In many ways it’s been more intimate than our in-person classes. On camera, we have seen each other’s pets, children, and grandchildren. We have made dances inspired by the precious objects spotted in our kitchens and living rooms. We’ve shared birthdays and holidays together. The week before Christmas, we made a dance about what we were moving toward in the new year. One vet jumped across his frame shouting “freedom of expression” with his arms out wide. Another stood up, walked slowly to his monitor, and bowed, saying, “I’m moving toward healing.”
My definition of the art form has always been broad and inclusive. But now I know that the transformative power of dancing and creating together can happen among people who have never met, over a glitchy telehealth system. It feels like a revelation: We can dance when we are angry, sad, happy, lonely, and tired. Our dances can be from our chairs and couches with our kids and pets. We can dance without touching, without being close and breathing the same air. And yet we create, we are vulnerable and we thrive.
I have been moved by the micro-communities that have taken hold in my virtual classes. We have collectively built resilience and found moments of celebration and social closeness. We have embodied elements of resistance—resisting what a “dancer” looks like, what a dance “should” look like. And perhaps most importantly, we have resisted the isolation and fear of this pandemic.
Just before I got my second COVID vaccine, I prompted a class by asking “what we want to let go of.” Worry, pain, and judgment were a few of the things we wanted to release in the dance.
Now, as we gingerly re-enter “public” life here in Los Angeles, I’m asking myself what is my life going to look like, and I realize I want to let go of so much: I do not want my life to go back to what it is was. I do not want to go back to the relentless hustle to barely make a living. And I don’t want to go back to the tiny, airless container that dance is often put in.
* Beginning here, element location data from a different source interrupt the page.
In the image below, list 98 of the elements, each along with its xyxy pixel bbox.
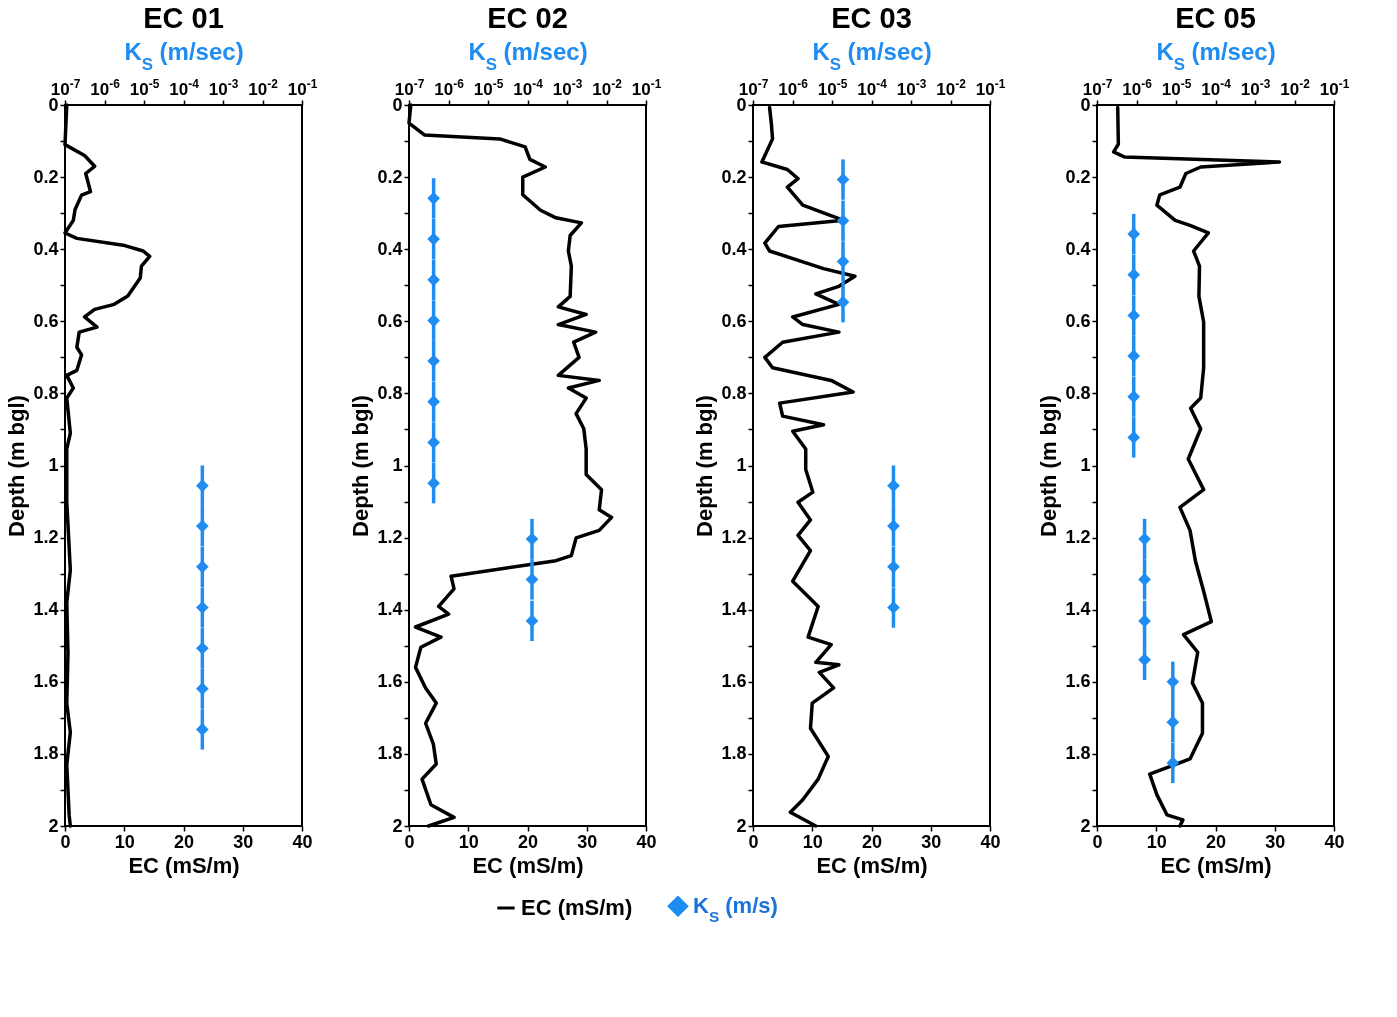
y-tick-label: 0.8: [721, 382, 747, 403]
x-axis-title: EC (mS/m): [472, 852, 584, 878]
x-tick-label: 10: [114, 831, 135, 852]
y-tick-label: 1.6: [377, 671, 403, 692]
y-tick-label: 0.6: [721, 310, 747, 331]
chart-title: EC 05: [1175, 2, 1256, 34]
y-tick-label: 0.2: [721, 166, 747, 187]
x2-tick-label: 10$^{-3}$: [552, 76, 583, 99]
x2-tick-label: 10$^{-3}$: [208, 76, 239, 99]
y-tick-label: 1.6: [33, 671, 59, 692]
y-tick-label: 2: [392, 815, 403, 836]
x2-tick-label: 10$^{-1}$: [1319, 76, 1350, 99]
y-tick-label: 2: [48, 815, 59, 836]
x2-tick-label: 10$^{-4}$: [513, 76, 544, 99]
x2-tick-label: 10$^{-4}$: [857, 76, 888, 99]
y-tick-label: 1: [392, 455, 403, 475]
y-tick-label: 0.8: [377, 382, 403, 403]
y-tick-label: 2: [736, 815, 747, 836]
y-axis-title: Depth (m bgl): [4, 395, 30, 537]
y-tick-label: 0.8: [33, 382, 59, 403]
y-tick-label: 1.2: [721, 527, 747, 548]
y-tick-label: 1.4: [33, 599, 59, 620]
y-tick-label: 1.4: [721, 599, 747, 620]
x-axis-title: EC (mS/m): [1160, 852, 1272, 878]
x2-axis-title: K$_{S}$ (m/sec): [1156, 37, 1276, 73]
y-tick-label: 0.2: [377, 166, 403, 187]
y-tick-label: 0.2: [33, 166, 59, 187]
x2-tick-label: 10$^{-6}$: [1122, 76, 1153, 99]
x-tick-label: 30: [577, 831, 598, 852]
x-tick-label: 20: [173, 831, 195, 852]
y-tick-label: 0.4: [721, 238, 747, 259]
x-tick-label: 20: [861, 831, 883, 852]
x-tick-label: 40: [1324, 831, 1345, 852]
x2-tick-label: 10$^{-6}$: [90, 76, 121, 99]
x-tick-label: 40: [292, 831, 313, 852]
y-tick-label: 0.6: [33, 310, 59, 331]
legend-label: EC (mS/m): [521, 895, 633, 920]
x2-tick-label: 10$^{-5}$: [817, 76, 848, 99]
x-axis-title: EC (mS/m): [816, 852, 928, 878]
y-tick-label: 1.2: [33, 527, 59, 548]
y-tick-label: 1.8: [33, 743, 59, 764]
x-tick-label: 10: [458, 831, 479, 852]
x2-tick-label: 10$^{-3}$: [1240, 76, 1271, 99]
x2-tick-label: 10$^{-2}$: [936, 76, 967, 99]
x-tick-label: 10: [802, 831, 823, 852]
x2-tick-label: 10$^{-6}$: [778, 76, 809, 99]
y-tick-label: 1.4: [377, 599, 403, 620]
y-tick-label: 0.8: [1065, 382, 1091, 403]
y-tick-label: 1: [48, 455, 59, 475]
y-tick-label: 0.4: [377, 238, 403, 259]
x-tick-label: 40: [980, 831, 1001, 852]
x2-tick-label: 10$^{-5}$: [473, 76, 504, 99]
y-axis-title: Depth (m bgl): [1036, 395, 1062, 537]
y-tick-label: 0.6: [1065, 310, 1091, 331]
y-tick-label: 1.4: [1065, 599, 1091, 620]
x2-tick-label: 10$^{-5}$: [1161, 76, 1192, 99]
x-tick-label: 40: [636, 831, 657, 852]
x2-tick-label: 10$^{-4}$: [169, 76, 200, 99]
y-tick-label: 1.2: [377, 527, 403, 548]
x2-tick-label: 10$^{-4}$: [1201, 76, 1232, 99]
y-tick-label: 1.6: [721, 671, 747, 692]
y-tick-label: 1.2: [1065, 527, 1091, 548]
x2-tick-label: 10$^{-2}$: [1280, 76, 1311, 99]
x2-tick-label: 10$^{-1}$: [975, 76, 1006, 99]
x-tick-label: 20: [517, 831, 539, 852]
x-tick-label: 10: [1146, 831, 1167, 852]
x-tick-label: 20: [1205, 831, 1227, 852]
y-tick-label: 1.8: [721, 743, 747, 764]
x-tick-label: 30: [233, 831, 254, 852]
x2-tick-label: 10$^{-5}$: [129, 76, 160, 99]
y-tick-label: 1.8: [377, 743, 403, 764]
y-tick-label: 0.4: [33, 238, 59, 259]
y-tick-label: 1: [1080, 455, 1091, 475]
x2-tick-label: 10$^{-1}$: [287, 76, 318, 99]
x2-axis-title: K$_{S}$ (m/sec): [812, 37, 932, 73]
x2-axis-title: K$_{S}$ (m/sec): [124, 37, 244, 73]
x-tick-label: 30: [1265, 831, 1286, 852]
x2-tick-label: 10$^{-6}$: [434, 76, 465, 99]
chart-title: EC 03: [831, 2, 912, 34]
y-axis-title: Depth (m bgl): [348, 395, 374, 537]
x2-tick-label: 10$^{-3}$: [896, 76, 927, 99]
y-tick-label: 0.6: [377, 310, 403, 331]
y-tick-label: 1.6: [1065, 671, 1091, 692]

This corporeal defiance, I believe, brings about social change. If dance is this powerful—how can we now each reimagine and advance the form? What could the dancer/dance-maker/dance educator be? Can we continue to reframe the process over the product? And boldly dance for ourselves?
My colleague and friend Kai Hazelwood recently wrote an article about why she was “breaking up with dance,” which has so deeply resonated with me in this moment. In it, she writes “that transformation is the way to liberation.”
A thousand times yes to that. I don’t have the answers yet to these larger questions myself and others have been asking around dance. But I think to have questions in this moment is much more important.
One thing has become increasingly clear: I know I want my life and the lives of others to be different—to evolve. I also have an unshakeable faith that dancing and creating with others will get us there.